I’ll try to see if I can get it somehow. David Eisenberg did a post-doc with Walter Kauzmann (later my Ph.D. advisor) and they wrote a book together on water.
Dr. Lewis if you are willing can you reach out to the ad-science blog at adscienceblog21@gmail.com. We hope to collaborate with you on some scientific topics related to Cassava Sciences. Cheers!
Aang: Thanks for the offer, but I’ll pass. Remi has said he may call on me to talk to Wall Street types about the science behind Cassava, and I’d like to confine my knowledge of it to what I’ve read in published journals and my clinical experience
thank you for the response and for agreeing to share your expertise. Hopefully we can touch base another time.
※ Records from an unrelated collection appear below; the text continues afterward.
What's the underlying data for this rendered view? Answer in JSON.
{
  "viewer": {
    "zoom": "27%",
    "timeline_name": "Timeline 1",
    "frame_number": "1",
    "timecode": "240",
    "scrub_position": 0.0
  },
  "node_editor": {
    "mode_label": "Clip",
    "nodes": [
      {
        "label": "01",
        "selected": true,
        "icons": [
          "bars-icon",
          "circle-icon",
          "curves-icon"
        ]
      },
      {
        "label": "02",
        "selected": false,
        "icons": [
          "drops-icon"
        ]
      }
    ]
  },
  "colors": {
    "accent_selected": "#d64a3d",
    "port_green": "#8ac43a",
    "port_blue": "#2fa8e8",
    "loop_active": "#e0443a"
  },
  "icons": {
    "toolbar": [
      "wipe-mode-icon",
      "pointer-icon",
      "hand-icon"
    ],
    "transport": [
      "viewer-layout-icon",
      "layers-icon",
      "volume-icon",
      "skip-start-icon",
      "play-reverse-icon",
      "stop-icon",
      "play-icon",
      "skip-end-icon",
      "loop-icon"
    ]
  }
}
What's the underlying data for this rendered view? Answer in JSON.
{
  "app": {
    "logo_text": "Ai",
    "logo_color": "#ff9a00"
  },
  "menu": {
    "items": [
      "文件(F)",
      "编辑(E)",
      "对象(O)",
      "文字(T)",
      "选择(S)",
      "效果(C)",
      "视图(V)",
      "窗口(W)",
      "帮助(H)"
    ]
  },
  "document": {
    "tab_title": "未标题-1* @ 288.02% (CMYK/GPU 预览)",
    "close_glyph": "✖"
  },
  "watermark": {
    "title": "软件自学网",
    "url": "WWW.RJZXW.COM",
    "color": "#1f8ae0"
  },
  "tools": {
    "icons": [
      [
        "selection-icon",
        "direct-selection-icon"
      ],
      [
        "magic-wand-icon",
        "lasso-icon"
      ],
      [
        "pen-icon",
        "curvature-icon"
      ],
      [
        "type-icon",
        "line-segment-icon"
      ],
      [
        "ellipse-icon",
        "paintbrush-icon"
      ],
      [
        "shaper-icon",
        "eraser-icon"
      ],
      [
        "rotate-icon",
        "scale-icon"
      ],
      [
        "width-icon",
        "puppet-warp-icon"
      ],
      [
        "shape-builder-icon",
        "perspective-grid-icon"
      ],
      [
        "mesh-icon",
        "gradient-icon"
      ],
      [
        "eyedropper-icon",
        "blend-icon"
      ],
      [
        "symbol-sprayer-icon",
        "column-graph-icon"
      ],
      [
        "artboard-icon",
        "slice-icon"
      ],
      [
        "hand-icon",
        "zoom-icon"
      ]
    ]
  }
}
Isn’t doom criticism number 2 also irrelevant?… as clinical sites give lumbar punctures to test if their CSF contains ptau
You’re conveniently forgetting that all 3 of the papers that Cassava cites on their websites as containing the foundational data for the mechanism of action, have been documented to contain fake data! This has been more than adequately proven on PubPeer (and not just by Elisabeth Bik, but by also a large number of independent scientists and academics including myself). This has resulted in at least one retraction for Hoau-Yan Wang and Lindsay Burns (Mol Neurodegen. 2021) as well as expressions of concern and errata at other journals. I also happen to know first-hand of at least one additional case where Wang and Burns have fed faked “original” data to a journal in response to concerns raised, and that paper is also in the process of being retracted – unless Cassava’s lawyers get to the journal publishers first. Putting it simply – the basic science which underpins Cassava’s mechanism of action for their lead compound, is all a bunch of fabricated lies. When confronted with this, Wang and Burns are digging an even deeper hole. Wang is also on thin ice at CUNY, where the research integrity officer is conducting an investigation, and because some of his work is federally funded by NIH grants, then that investigation must by law be overseen by the federal Office of Research Integrity. There is just no way out of this for Wang, and if he goes down then Burns goes with him – she was his boss in academia for years and she is ingrained in the DNA of Cassava.
After all this fraud will be finally established , one of the important legal questions for investors if Cassava still own patent to the PTI-125. If not than $SAVA price is zero whether PTI-125 have any effect on cognition.